As with adult cancers, relatively few of the many types of cancer account for most of the cancers that occur in children. Twenty-eight percent of all childhood cancers in Minnesota were leukemias, with acute lymphocytic leukemia (ALL), the single most common type of cancer comprising 23 percent of the total cancers. Tumors of the brain and central nervous system (including benign tumors) were the next most common, accounting for nearly 26 percent of the total.
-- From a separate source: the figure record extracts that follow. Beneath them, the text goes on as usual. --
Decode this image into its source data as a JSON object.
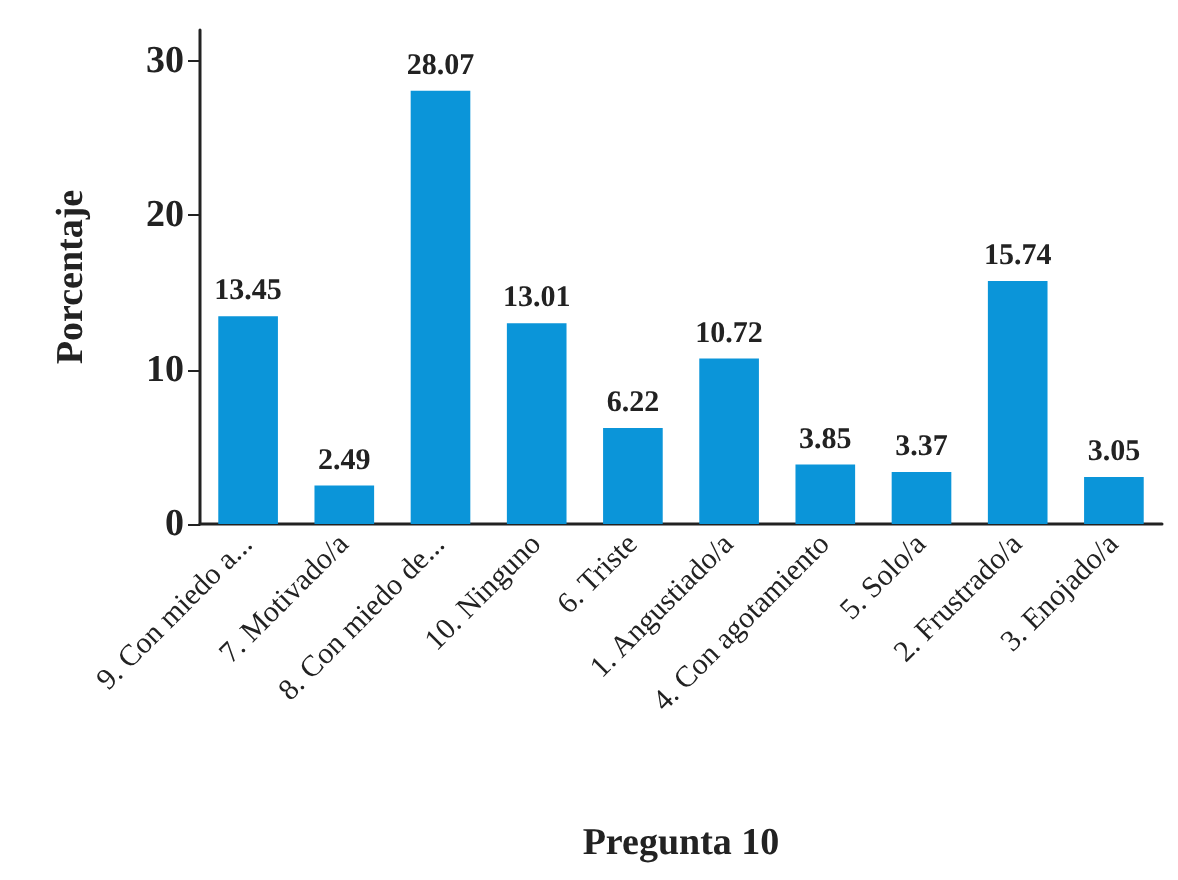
{
  "chart_data": {
    "type": "bar",
    "xlabel": "Pregunta 10",
    "ylabel": "Porcentaje",
    "categories": [
      "9. Con miedo a...",
      "7. Motivado/a",
      "8. Con miedo de...",
      "10. Ninguno",
      "6. Triste",
      "1. Angustiado/a",
      "4. Con agotamiento",
      "5. Solo/a",
      "2. Frustrado/a",
      "3. Enojado/a"
    ],
    "values": [
      13.45,
      2.49,
      28.07,
      13.01,
      6.22,
      10.72,
      3.85,
      3.37,
      15.74,
      3.05
    ],
    "color": "#0b95d9",
    "ylim": [
      0,
      32
    ],
    "yticks": [
      0,
      10,
      20,
      30
    ],
    "data_labels": true,
    "grid": false
  }
}
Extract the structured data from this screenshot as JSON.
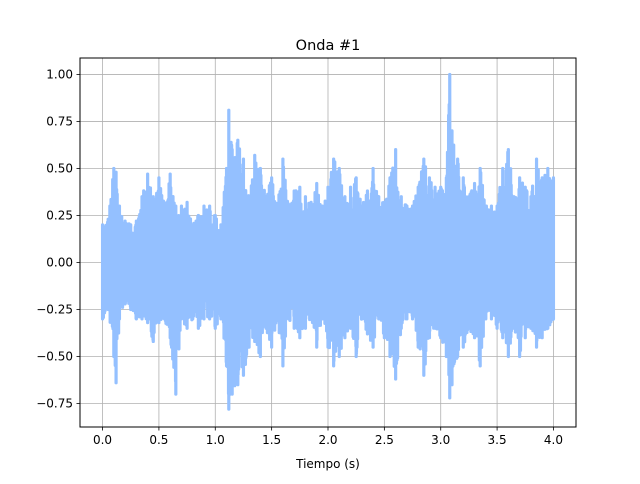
{
  "chart_data": {
    "type": "line",
    "title": "Onda #1",
    "xlabel": "Tiempo (s)",
    "ylabel": "",
    "xlim": [
      -0.2,
      4.2
    ],
    "ylim": [
      -0.875,
      1.0875
    ],
    "x_ticks": [
      0.0,
      0.5,
      1.0,
      1.5,
      2.0,
      2.5,
      3.0,
      3.5,
      4.0
    ],
    "x_tick_labels": [
      "0.0",
      "0.5",
      "1.0",
      "1.5",
      "2.0",
      "2.5",
      "3.0",
      "3.5",
      "4.0"
    ],
    "y_ticks": [
      -0.75,
      -0.5,
      -0.25,
      0.0,
      0.25,
      0.5,
      0.75,
      1.0
    ],
    "y_tick_labels": [
      "−0.75",
      "−0.50",
      "−0.25",
      "0.00",
      "0.25",
      "0.50",
      "0.75",
      "1.00"
    ],
    "grid": true,
    "series_color": "#94c0ff",
    "series": [
      {
        "x": [
          0.0,
          0.05,
          0.1,
          0.12,
          0.15,
          0.2,
          0.25,
          0.3,
          0.35,
          0.4,
          0.45,
          0.5,
          0.55,
          0.6,
          0.65,
          0.7,
          0.75,
          0.8,
          0.85,
          0.9,
          0.95,
          1.0,
          1.05,
          1.1,
          1.12,
          1.15,
          1.2,
          1.25,
          1.3,
          1.35,
          1.4,
          1.45,
          1.5,
          1.55,
          1.6,
          1.65,
          1.7,
          1.75,
          1.8,
          1.85,
          1.9,
          1.95,
          2.0,
          2.05,
          2.1,
          2.15,
          2.2,
          2.25,
          2.3,
          2.35,
          2.4,
          2.45,
          2.5,
          2.55,
          2.6,
          2.65,
          2.7,
          2.75,
          2.8,
          2.85,
          2.9,
          2.95,
          3.0,
          3.05,
          3.08,
          3.1,
          3.15,
          3.2,
          3.25,
          3.3,
          3.35,
          3.4,
          3.45,
          3.5,
          3.55,
          3.6,
          3.65,
          3.7,
          3.75,
          3.8,
          3.85,
          3.9,
          3.95,
          4.0
        ],
        "upper": [
          0.2,
          0.23,
          0.5,
          0.48,
          0.3,
          0.22,
          0.2,
          0.22,
          0.35,
          0.47,
          0.35,
          0.45,
          0.3,
          0.47,
          0.3,
          0.3,
          0.32,
          0.2,
          0.25,
          0.3,
          0.3,
          0.25,
          0.2,
          0.5,
          0.81,
          0.6,
          0.65,
          0.55,
          0.35,
          0.57,
          0.5,
          0.35,
          0.45,
          0.3,
          0.55,
          0.3,
          0.38,
          0.4,
          0.35,
          0.32,
          0.42,
          0.3,
          0.4,
          0.55,
          0.5,
          0.35,
          0.4,
          0.45,
          0.3,
          0.38,
          0.5,
          0.35,
          0.32,
          0.45,
          0.6,
          0.35,
          0.3,
          0.3,
          0.4,
          0.55,
          0.45,
          0.4,
          0.4,
          0.45,
          1.0,
          0.7,
          0.55,
          0.45,
          0.35,
          0.42,
          0.5,
          0.3,
          0.3,
          0.3,
          0.5,
          0.6,
          0.35,
          0.45,
          0.4,
          0.35,
          0.55,
          0.45,
          0.5,
          0.45
        ],
        "lower": [
          -0.3,
          -0.25,
          -0.5,
          -0.64,
          -0.3,
          -0.22,
          -0.25,
          -0.3,
          -0.3,
          -0.32,
          -0.42,
          -0.32,
          -0.3,
          -0.4,
          -0.7,
          -0.3,
          -0.35,
          -0.3,
          -0.35,
          -0.3,
          -0.3,
          -0.35,
          -0.3,
          -0.55,
          -0.78,
          -0.7,
          -0.65,
          -0.6,
          -0.45,
          -0.42,
          -0.5,
          -0.35,
          -0.45,
          -0.3,
          -0.55,
          -0.3,
          -0.35,
          -0.4,
          -0.35,
          -0.3,
          -0.45,
          -0.3,
          -0.45,
          -0.55,
          -0.5,
          -0.4,
          -0.35,
          -0.5,
          -0.3,
          -0.38,
          -0.45,
          -0.3,
          -0.4,
          -0.5,
          -0.62,
          -0.35,
          -0.3,
          -0.3,
          -0.45,
          -0.6,
          -0.4,
          -0.35,
          -0.4,
          -0.5,
          -0.72,
          -0.65,
          -0.5,
          -0.45,
          -0.35,
          -0.4,
          -0.55,
          -0.3,
          -0.3,
          -0.35,
          -0.4,
          -0.5,
          -0.35,
          -0.5,
          -0.4,
          -0.35,
          -0.45,
          -0.4,
          -0.35,
          -0.3
        ]
      }
    ]
  }
}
ALL, tumors of the brain and central nervous system, together with Hodgkin's lymphoma, non-Hodgkin's lymphoma, and cancers of the bone, soft tissue, and kidney accounted for nearly 73 percent of Minnesota's childhood cancers.
Table 2.7 contains the incidence rates for the most common childhood cancers for Minnesota and the U.S. SEER estimates. Male children are at an increased risk of developing cancer compared to females. During 1992-1996 in Minnesota, the male incidence rate of 16.5 per 100,000 was 28 percent greater than the female incidence 12.9 per 100,000. The higher risk in males is seen nationally and in other countries. ALL, non-Hodgkin's lymphoma, and brain cancer are major contributors to the greater male cancer risk.
For all cancers combined, the average yearly childhood cancer incidence in Minnesota is approximately 14.7 per 100,000. Nationally (1991-1995), the overall rate was 14.1 for all races and 14.4 for whites. Thus, the Minnesota rate was within 10 percent of the national rates. Table 2.8 contains estimates of the number of cancers expected per 1,000 children by the age of 15 in Minnesota. For males, 2.5 cancers and for females, 2.1 cancers are expected. Overall for both sexes, the estimate is 2.3 cancers per 1,000 children prior to their 15th birthday. This figure translates into an estimate of one cancer per 435 children by the age of 15.